Alterations in Intestinal Microbial Flora and Human Disease

Mohamed Othman; Roberto Agüero; Henry C. Lin


Curr Opin Gastroenterol. 2008;24(1):11-16. 

In This Article

Small Intestinal Bacterial Overgrowth and Bacterial Translocation in Hepatic Encephalopathy

SIBO was diagnosed by abnormal gas excretion using the glucose breath test in more than 30% of cirrhotic patients.[49,50,51] Prevalence of spontaneous bacterial peritonitis (SBP) was higher in patients with SIBO, suggesting a causative relationship for this altered state of gut microbiota.[49,50] Another study, which used culture of jejunal secretions for the diagnosis of SIBO, reported a 60% prevalence of SIBO in 70 patients with cirrhosis; however, this study did not find an increased risk of SBP.[52] SIBO was found more frequently in rats with cirrhosis and bacterial translocation (93%) than rats with cirrhosis without bacterial translocation (33%).[53] Molecular studies in cirrhotic rats with SBP showed that the bacteria collected from mesenteric lymph nodes resulting from bacterial translocation were identical to that collected from ascitic fluid.[54] Although a human study failed to show the same relationship between bacterial translocation and SIBO, this may be a consequence of the difficulty in obtaining lymph node biopsies from different lymph nodes in humans or to the routine practice of administering antibiotics prior to any surgical procedure.[55] Norfloxacin, a poorly absorbed oral quinolone, was found to decrease bacterial translocation in rats with cirrhosis.[56] Accordingly, norfloxacin and trimethoprim-sulfamethoxazole were also effective in reducing the incidence of SBP in patients with cirrhosis.[57]

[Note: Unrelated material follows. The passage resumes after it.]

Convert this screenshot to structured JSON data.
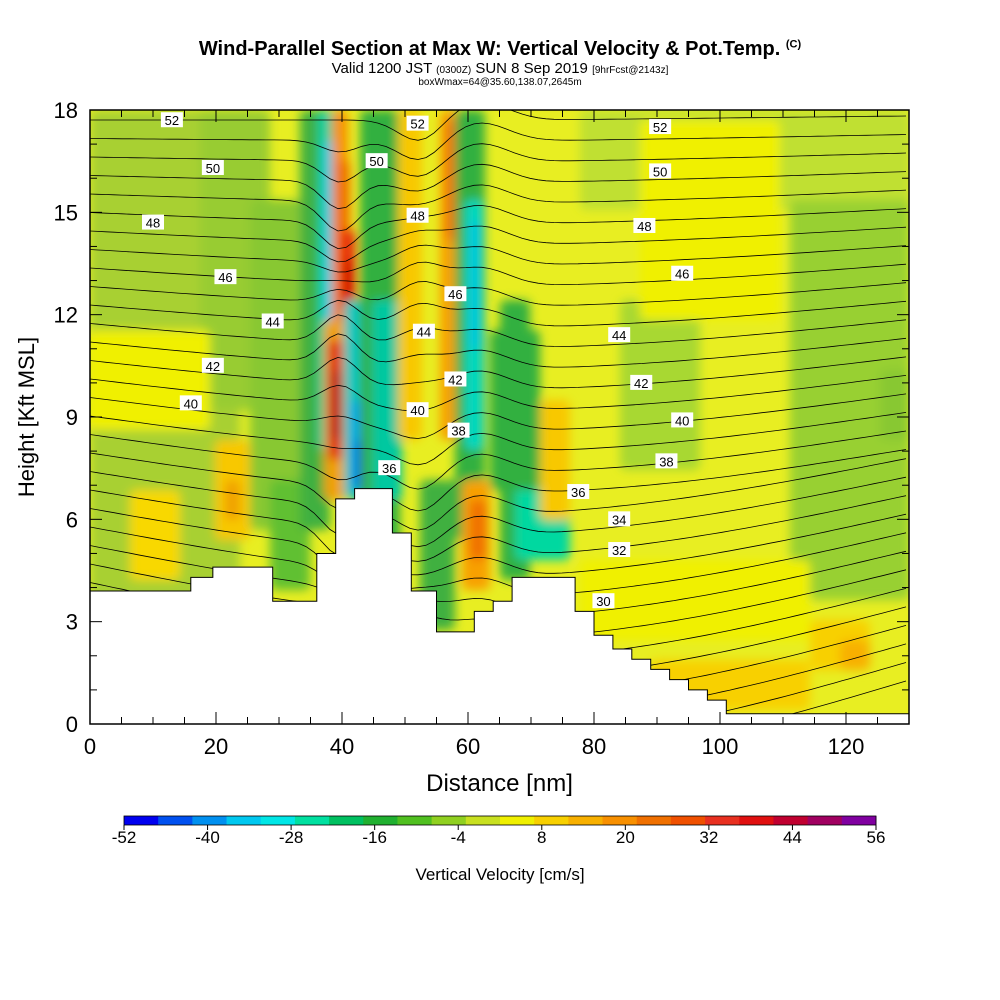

Changing the composition of microflora can affect minimal hepatic encephalopathy (MHE), one of the most common complications in patients with cirrhosis. Bacterial overgrowth occurs more frequently in patients with cirrhosis and MHE, compared with patients with cirrhosis but without MHE. Furthermore, these patients have higher concentrations of pathogenic Escherichia coli and Staphylococcus spp. among their fecal flora. A combination of probiotics and prebiotics reduced these pathogenic bacteria, increased nonurease-producing Lactobacillus spp. and reversed MHE in 50% of the patients.[58] Increasing the Bifidobacterium spp. count in the intestinal flora by administration of probiotics resulted in normalization of the fecal pH and decreased ammonia production in patients with cirrhosis, demonstrating the effectiveness of this probiotic to alter the intestinal microflora.[59]